Yeah: I ended up figuring out a way to add it. I now generally like having the feature, but it was a complete necessity due to the Hacker News IP ban rules (although, as I mentioned, still doesn't solve the underlying problem for this site, which is incredibly touchy).

http://news.ycombinator.com/item?id=4717730

BUGHUNTER · on Nov 9, 2012

It is so annoying that all the other browsers STILL have not implemented this little but very effective idea - please speak more loud about this, as it seems even most developers here did not even notice this feature...

anoother · on Nov 9, 2012

Is there a similar setting in Opera?

tjoff · on Nov 9, 2012

My solution is to use a firewall with per-application rules and just turn off network access for chrome before I launch it. On my laptop I just unplug the wired/wireless network for during the launch. This was mainly because of HN but also has the added benefit of taking less system resources since a blank page typically is less resource hungry than a real page.

Firefox has a better solution for this but then again, I don't use firefox.

Revisor · on Nov 9, 2012

Happened to me as well with starting Opera.

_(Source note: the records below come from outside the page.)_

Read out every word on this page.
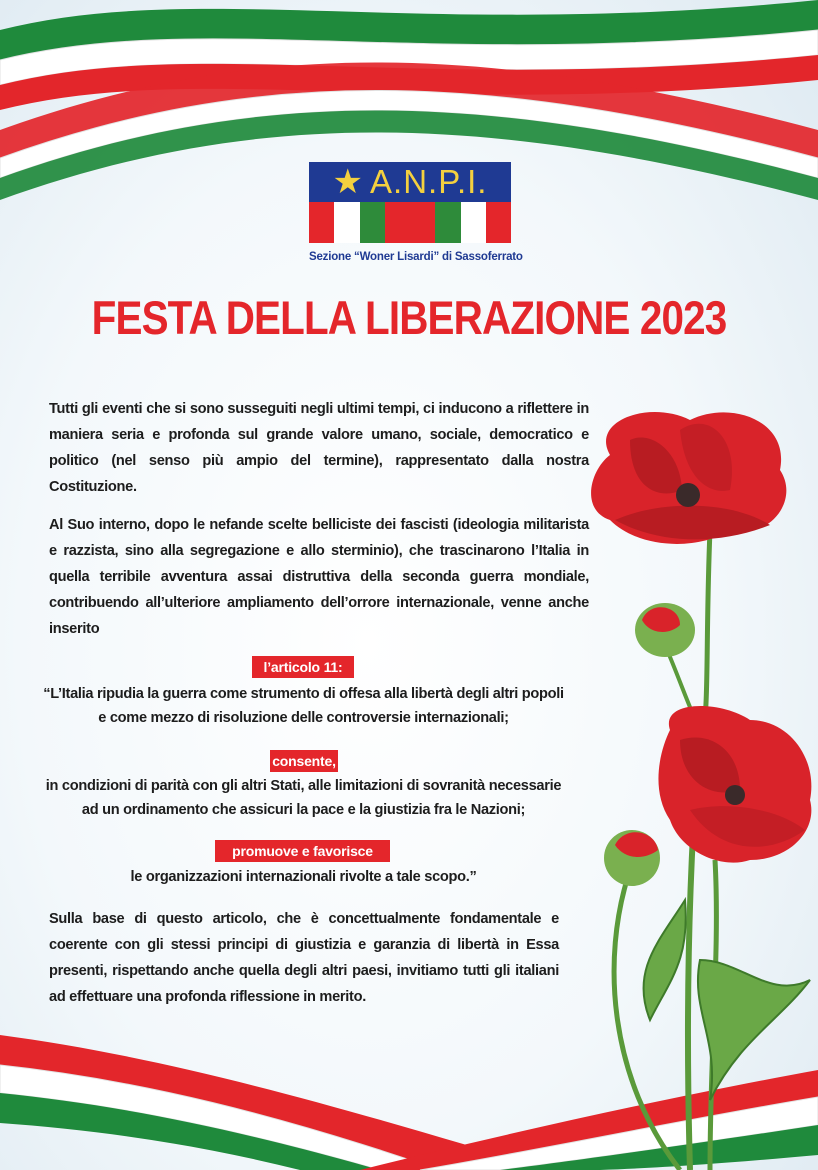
★ A.N.P.I.
Sezione “Woner Lisardi” di Sassoferrato
FESTA DELLA LIBERAZIONE 2023
Tutti gli eventi che si sono susseguiti negli ultimi tempi, ci inducono a riflettere in maniera seria e profonda sul grande valore umano, sociale, democratico e politico (nel senso più ampio del termine), rappresentato dalla nostra Costituzione.
Al Suo interno, dopo le nefande scelte belliciste dei fascisti (ideologia militarista e razzista, sino alla segregazione e allo sterminio), che trascinarono l’Italia in quella terribile avventura assai distruttiva della seconda guerra mondiale, contribuendo all’ulteriore ampliamento dell’orrore internazionale, venne anche inserito
l’articolo 11:
“L’Italia ripudia la guerra come strumento di offesa alla libertà degli altri popoli e come mezzo di risoluzione delle controversie internazionali;
consente,
in condizioni di parità con gli altri Stati, alle limitazioni di sovranità necessarie ad un ordinamento che assicuri la pace e la giustizia fra le Nazioni;
promuove e favorisce
le organizzazioni internazionali rivolte a tale scopo.”
Sulla base di questo articolo, che è concettualmente fondamentale e coerente con gli stessi principi di giustizia e garanzia di libertà in Essa presenti, rispettando anche quella degli altri paesi, invitiamo tutti gli italiani ad effettuare una profonda riflessione in merito.
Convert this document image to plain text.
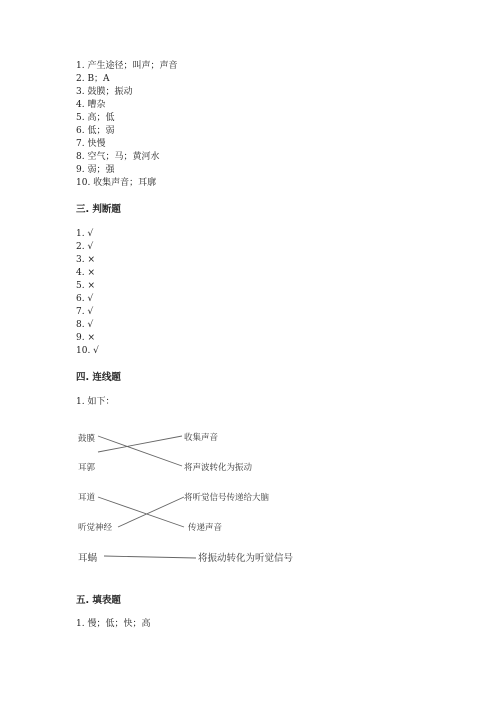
1. 产生途径；叫声；声音
2. B；A
3. 鼓膜；振动
4. 嘈杂
5. 高；低
6. 低；弱
7. 快慢
8. 空气；马；黄河水
9. 弱；强
10. 收集声音；耳廓
三. 判断题
1. √
2. √
3. ×
4. ×
5. ×
6. √
7. √
8. √
9. ×
10. √
四. 连线题
1. 如下：
鼓膜
耳郭
耳道
听觉神经
耳蜗
收集声音
将声波转化为振动
将听觉信号传递给大脑
传递声音
将振动转化为听觉信号
五. 填表题
1. 慢；低；快；高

I felt as if my most loved uncle slammed the door in front of my face.

I only loaded so many pages because I love HN. :)

The ban was lifted a few days later, not sure if automatically or thanks to my (unresponded) email request.

evx · on Nov 9, 2012

In my experience the banning is too strict.

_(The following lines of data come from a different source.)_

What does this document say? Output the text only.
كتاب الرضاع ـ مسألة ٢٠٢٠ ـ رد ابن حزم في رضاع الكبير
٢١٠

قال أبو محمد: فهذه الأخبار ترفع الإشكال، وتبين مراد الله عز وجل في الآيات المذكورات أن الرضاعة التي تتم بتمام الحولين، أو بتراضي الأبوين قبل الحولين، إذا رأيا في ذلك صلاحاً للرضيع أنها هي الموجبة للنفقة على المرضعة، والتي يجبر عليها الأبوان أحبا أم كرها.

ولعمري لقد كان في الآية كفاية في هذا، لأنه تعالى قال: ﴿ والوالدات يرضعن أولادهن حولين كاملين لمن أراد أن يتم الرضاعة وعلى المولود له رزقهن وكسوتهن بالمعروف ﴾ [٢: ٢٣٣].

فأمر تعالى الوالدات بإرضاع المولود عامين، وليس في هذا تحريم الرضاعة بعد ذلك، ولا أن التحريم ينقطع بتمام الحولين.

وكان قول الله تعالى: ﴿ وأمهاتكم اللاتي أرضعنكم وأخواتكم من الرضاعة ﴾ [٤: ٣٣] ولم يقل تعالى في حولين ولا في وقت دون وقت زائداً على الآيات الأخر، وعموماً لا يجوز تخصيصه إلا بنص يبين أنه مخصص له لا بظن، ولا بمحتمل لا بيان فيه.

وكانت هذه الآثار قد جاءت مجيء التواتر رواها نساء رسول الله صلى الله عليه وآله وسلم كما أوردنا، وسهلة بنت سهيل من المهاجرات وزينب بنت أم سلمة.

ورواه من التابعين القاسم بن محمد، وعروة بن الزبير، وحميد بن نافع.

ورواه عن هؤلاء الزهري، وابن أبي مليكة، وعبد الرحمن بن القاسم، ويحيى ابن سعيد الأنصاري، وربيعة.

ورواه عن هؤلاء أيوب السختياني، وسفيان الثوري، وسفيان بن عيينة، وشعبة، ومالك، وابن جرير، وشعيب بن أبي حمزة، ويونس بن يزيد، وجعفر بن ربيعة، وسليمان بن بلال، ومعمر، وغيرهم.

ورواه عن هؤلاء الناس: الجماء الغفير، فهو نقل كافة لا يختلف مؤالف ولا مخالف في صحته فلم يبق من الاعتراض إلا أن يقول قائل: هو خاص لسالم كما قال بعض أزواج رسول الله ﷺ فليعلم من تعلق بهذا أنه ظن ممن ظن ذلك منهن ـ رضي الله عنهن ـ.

It is triggered very quickly and it seems to last forever (maybe 15min would be better?).

I ask pg to kindly consider making it a bit more lenient.

I doubt HN goes under deliberate/malicious attacks, etc...

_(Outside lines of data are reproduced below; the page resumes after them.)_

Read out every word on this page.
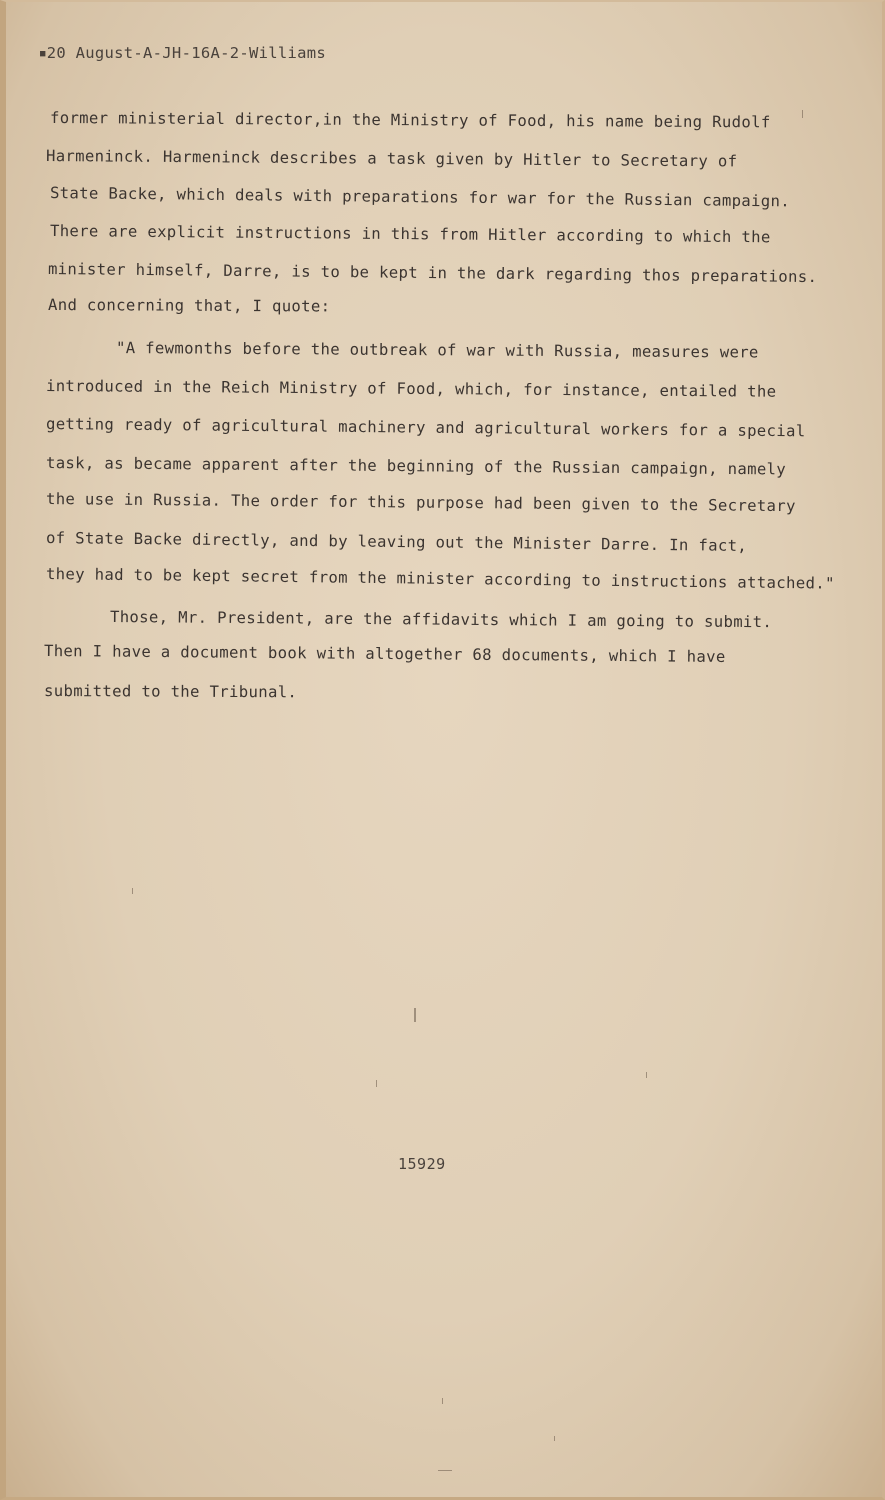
■20 August-A-JH-16A-2-Williams
former ministerial director,in the Ministry of Food, his name being Rudolf
Harmeninck. Harmeninck describes a task given by Hitler to Secretary of
State Backe, which deals with preparations for war for the Russian campaign.
There are explicit instructions in this from Hitler according to which the
minister himself, Darre, is to be kept in the dark regarding thos preparations.
And concerning that, I quote:
"A fewmonths before the outbreak of war with Russia, measures were
introduced in the Reich Ministry of Food, which, for instance, entailed the
getting ready of agricultural machinery and agricultural workers for a special
task, as became apparent after the beginning of the Russian campaign, namely
the use in Russia. The order for this purpose had been given to the Secretary
of State Backe directly, and by leaving out the Minister Darre. In fact,
they had to be kept secret from the minister according to instructions attached."
Those, Mr. President, are the affidavits which I am going to submit.
Then I have a document book with altogether 68 documents, which I have
submitted to the Tribunal.
15929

I'm making a HN extension that preloads some data such as the comments and the links on the next page (it's still with reasonable delays).

But at the moment it's impossible for it to function without risking the user getting banned.

EwanToo · on Nov 9, 2012

I've no doubt that HN is under pretty much constant deliberate, malicious attacks.

Pretty much any site with decent traffic is under constant attack, and the high profile of HN means it'll be under far more scrutiny than others.

nkurz · on Nov 9, 2012

Repost from "Show dead" that relates to this issue:

[−]sunstone1 10 hours ago | link [dead]

Well I never had my IP banned but I did have my account hell banned after about a dozen posts as you can see. Oh, actually no, you can't see, because it's banned. No, I never bothered to get another account, now I'm just a taker not a giver.

Most of the time it's clear why a user was banned, but looking at sunstone's history I don't really see a reason. While the algorithm will never be perfect, it would be nice if there was a clearer solution for misfires.

CWIZO · on Nov 9, 2012

Great news! I was banned last week (http://news.ycombinator.com/item?id=4736919), the bann was lifted in the meantime. But this will come in handy the next time I'll be developing an extension for HN and will refresh it all the time :)

gprasanth · on Nov 9, 2012

Oh! The benefits of dynamic IPs.. :)

mindslight · on Nov 9, 2012

Well, I might as well try striking while the code is hot..

It occurs to me that I would like to interact with noprocrast in a different manner. Currently, I leave noprocrast disabled most of the time. I like to use longish minaway times (~day), but this makes me feel as if my first visit to HN will start the clock ticking, and I'd better be sure to get my HN fill before the timer runs out (yes, this is kind of ridiculous). So I only enable noprocrast (with a short maxvisit) upon realizing I'm stuck in a web loop.

The mechanism that I envision is either a button that immediately starts a one-shot noprocrast ban, or a page-count based maxvisit. The latter might be better since it could always be left enabled.

exolxe · on Nov 9, 2012

Interesting fix. Is the trigger weighted based on request action type or user karma?

ddod · on Nov 9, 2012

Thanks Paul! I'm reluctant to try this in conjunction with developing any HN scrapers since I'm not sure what set it off in the first place and your language suggests it will only unban the IP once (I will, however, make sure the CMU IP I was using gets unbanned). It would be helpful to know what, precisely, that hair trigger is so we can make sure to avoid it.